Legal loopholes offer NY drivers pothole protection

Pothole haters take heart. New York City's new pothole law, seen by some as a national model but described as "a national disaster" by critics, has two gaping loopholes.

So says an organization that at first may sound a little shady. But, in fact , the Big Apple Pothole and Sidewalk Protection Corporation is a nonprofit organization establishment by the New York State Trial Lawyers Association.

Big Apple Pothole is promising to polish those loopholes to protect the public, according to attorney Sheridan Albert, Pothole's head.

The New York City pothole law, which takes effect June 3, gives the city immunity from lawsuits by people who have been injured by defects in the street if those defects have not been reported. And, the law further states that the city has 15 days to repair defects that have been reported.

The law was passed largely to cut back on the thousands of lawsuits the city faces every year.

"Persons who hurt themselves on city streets or damage their vehicles don't have any legal recourse unless someone had written the city about the pothole," Mr.

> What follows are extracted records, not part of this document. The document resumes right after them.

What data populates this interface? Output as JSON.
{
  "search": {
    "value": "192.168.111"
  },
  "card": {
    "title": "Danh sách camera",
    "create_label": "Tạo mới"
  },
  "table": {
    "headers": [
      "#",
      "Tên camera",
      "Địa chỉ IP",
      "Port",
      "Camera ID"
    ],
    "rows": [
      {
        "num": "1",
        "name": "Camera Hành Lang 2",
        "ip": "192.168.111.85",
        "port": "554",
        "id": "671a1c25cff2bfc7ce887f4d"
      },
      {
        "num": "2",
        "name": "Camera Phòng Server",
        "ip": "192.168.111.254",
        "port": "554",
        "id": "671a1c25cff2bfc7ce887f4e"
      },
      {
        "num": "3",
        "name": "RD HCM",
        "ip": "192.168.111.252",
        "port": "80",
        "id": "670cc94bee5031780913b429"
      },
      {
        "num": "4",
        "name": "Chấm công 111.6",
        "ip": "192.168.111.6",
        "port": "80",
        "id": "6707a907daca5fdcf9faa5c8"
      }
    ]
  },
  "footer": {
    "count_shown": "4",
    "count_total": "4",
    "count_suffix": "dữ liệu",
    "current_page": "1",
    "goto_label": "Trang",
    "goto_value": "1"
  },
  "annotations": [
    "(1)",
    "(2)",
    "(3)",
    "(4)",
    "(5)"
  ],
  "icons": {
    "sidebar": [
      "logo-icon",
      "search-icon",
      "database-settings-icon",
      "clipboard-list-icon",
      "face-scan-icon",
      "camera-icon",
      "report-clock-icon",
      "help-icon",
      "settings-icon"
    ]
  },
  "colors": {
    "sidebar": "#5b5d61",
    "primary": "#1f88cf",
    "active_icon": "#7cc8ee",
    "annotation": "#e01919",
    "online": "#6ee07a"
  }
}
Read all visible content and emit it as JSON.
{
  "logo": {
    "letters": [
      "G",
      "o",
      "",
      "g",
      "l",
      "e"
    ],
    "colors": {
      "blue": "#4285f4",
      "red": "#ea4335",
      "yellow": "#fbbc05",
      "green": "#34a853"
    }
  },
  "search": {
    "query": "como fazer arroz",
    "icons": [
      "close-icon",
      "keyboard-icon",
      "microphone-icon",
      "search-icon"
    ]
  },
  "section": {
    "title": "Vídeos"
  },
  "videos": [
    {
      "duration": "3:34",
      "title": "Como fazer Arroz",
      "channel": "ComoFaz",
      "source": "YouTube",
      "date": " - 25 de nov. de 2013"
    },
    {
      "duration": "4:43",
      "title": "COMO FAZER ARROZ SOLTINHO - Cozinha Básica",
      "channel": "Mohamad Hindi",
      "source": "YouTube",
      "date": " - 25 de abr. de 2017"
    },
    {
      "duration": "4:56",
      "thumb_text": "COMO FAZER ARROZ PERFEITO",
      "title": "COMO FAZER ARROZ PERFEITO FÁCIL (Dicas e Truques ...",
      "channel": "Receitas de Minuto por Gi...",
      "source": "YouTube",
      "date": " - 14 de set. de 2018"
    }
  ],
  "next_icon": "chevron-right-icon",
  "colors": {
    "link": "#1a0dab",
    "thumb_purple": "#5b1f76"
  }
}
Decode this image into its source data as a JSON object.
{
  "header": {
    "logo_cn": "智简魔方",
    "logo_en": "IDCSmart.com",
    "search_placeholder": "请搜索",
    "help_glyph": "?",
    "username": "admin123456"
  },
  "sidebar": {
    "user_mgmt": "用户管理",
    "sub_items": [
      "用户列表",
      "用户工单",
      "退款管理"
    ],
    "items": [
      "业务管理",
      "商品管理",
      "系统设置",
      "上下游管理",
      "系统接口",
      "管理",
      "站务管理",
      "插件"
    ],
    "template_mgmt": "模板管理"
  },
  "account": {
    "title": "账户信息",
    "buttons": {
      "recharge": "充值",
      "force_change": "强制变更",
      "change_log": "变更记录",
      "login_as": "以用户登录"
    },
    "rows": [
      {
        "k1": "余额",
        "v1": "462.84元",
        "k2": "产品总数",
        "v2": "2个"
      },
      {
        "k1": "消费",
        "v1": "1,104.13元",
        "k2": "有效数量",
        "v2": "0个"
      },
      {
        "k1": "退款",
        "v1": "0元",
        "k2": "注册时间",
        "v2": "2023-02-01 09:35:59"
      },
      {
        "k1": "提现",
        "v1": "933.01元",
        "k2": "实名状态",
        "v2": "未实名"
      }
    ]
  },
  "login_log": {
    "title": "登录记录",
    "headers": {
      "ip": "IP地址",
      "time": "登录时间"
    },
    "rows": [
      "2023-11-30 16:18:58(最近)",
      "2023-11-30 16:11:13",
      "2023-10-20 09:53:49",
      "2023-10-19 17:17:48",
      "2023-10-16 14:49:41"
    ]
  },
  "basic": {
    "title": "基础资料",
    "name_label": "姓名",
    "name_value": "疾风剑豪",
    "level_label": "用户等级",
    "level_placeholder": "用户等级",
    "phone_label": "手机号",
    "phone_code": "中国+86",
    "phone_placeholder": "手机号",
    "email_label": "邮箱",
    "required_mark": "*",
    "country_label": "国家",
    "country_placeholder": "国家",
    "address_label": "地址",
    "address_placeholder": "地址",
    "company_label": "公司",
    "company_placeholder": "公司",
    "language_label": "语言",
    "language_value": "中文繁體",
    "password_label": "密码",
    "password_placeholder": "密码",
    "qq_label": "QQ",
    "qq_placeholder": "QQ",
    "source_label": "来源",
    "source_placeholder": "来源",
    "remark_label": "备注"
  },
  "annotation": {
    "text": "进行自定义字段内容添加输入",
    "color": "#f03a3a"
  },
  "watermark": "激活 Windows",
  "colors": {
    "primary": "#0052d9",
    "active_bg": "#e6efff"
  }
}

Albert says.

But he hastens to add there are two ways, which Big Apple Pothole is spearheading, of evading the unfair law:

* The group has a small army of people who are scouring the city to report all potholes.

* With more and more potholes being on the record, the city will be under new pressure to fix them within 15 days or be liable.

To make its services all the more appealing, the nonprofit corporation will sel computerized records of potholes' whereabouts to lawyers suing the city for clients who have had recent run-ins with potholes.

Hadley Gold, the city's first assistant corporation council, defends the new law as "ultimating benefiting" the public. He reasons that the law encourages people to be quicker to report potholes and the city to be quicker in mending them.